High Fidelity’s other obsession — record collecting — is an obvious misfit in the Spotify age, which the show doesn’t stop to fully ponder or, better yet, use as a means to fan an argument. Rather than imagine what a music fetish would look and feel like now, with all its attendant phases of discovery and passion and format disputes, the series lazily imposes the old school onto the new, even recycling a good part of the movie soundtrack’s playlist.
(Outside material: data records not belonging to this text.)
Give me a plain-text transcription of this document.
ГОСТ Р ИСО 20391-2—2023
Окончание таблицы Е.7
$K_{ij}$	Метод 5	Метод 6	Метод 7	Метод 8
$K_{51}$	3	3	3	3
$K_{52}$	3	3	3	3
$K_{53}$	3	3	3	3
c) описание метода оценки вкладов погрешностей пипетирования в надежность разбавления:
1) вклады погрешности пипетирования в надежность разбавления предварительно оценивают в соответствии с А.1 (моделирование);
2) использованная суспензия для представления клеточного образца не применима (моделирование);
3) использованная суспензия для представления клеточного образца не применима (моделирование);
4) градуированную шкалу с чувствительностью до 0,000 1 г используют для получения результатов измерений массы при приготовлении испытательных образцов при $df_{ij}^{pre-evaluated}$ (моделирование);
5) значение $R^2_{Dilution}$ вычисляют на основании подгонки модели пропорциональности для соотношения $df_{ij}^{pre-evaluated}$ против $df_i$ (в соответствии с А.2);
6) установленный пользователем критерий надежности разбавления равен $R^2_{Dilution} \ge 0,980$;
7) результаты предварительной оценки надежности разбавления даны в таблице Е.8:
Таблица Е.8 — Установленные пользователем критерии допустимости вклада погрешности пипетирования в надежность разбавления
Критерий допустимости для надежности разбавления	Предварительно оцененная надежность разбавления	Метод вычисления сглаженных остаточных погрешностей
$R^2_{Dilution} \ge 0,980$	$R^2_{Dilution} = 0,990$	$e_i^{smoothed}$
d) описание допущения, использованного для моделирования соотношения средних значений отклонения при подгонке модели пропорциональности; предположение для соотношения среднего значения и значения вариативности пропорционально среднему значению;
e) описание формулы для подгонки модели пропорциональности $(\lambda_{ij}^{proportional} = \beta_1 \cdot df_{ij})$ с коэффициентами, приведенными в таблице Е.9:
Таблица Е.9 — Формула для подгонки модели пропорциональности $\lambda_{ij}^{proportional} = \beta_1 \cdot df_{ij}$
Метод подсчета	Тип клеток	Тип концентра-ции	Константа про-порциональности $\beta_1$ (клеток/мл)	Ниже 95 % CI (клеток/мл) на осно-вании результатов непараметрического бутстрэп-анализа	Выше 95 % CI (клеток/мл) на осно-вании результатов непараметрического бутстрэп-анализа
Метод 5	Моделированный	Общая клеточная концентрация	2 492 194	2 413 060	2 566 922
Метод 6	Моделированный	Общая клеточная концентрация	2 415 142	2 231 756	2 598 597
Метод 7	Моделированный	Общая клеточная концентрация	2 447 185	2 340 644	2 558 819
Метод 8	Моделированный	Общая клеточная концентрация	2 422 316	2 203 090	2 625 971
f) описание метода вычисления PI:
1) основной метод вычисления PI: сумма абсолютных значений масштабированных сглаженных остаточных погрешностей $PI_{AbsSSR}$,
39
That’s not to say there aren’t a few bright spots, and less cranky (read: younger) viewers may very well warm to what High Fidelity is spinning. The characters’ incessant need to rank songs and albums into superlative categories, which Hornby so eloquently chronicled in his novel, is now the instinctive expression of fandom, in the form of clickbait listicles and best-ever proclamations. High Fidelity revels in such conversations.

The series is also helped along by some new subplots and memorable supporting characters — especially Da’Vine Joy Randolph and David H. Holmes as Cherise and Simon, the peculiar clerks who work in Rob’s store. Jake Lacy is also good as Clyde, a romantic interest who Rob keeps at arm’s length.

In one of the better episodes, Rob and Clyde visit a tony townhouse uptown, where an installation artist (Parker Posey) offers to sell them her cheating husband’s exquisite and large collection of rare-edition rock albums for “one crisp 20-dollar bill,” which she intends to frame and hang on the wall, as a visual representation of marital revenge.

It’s a moral dilemma for Rob — indulging her own record fetish at the expense of a fellow collector, and it’s a reminder of what’s lasting about Hornby’s original story. Instead of sampling old tracks, High Fidelity should have looked harder for original and more modern examples of what music can make us do.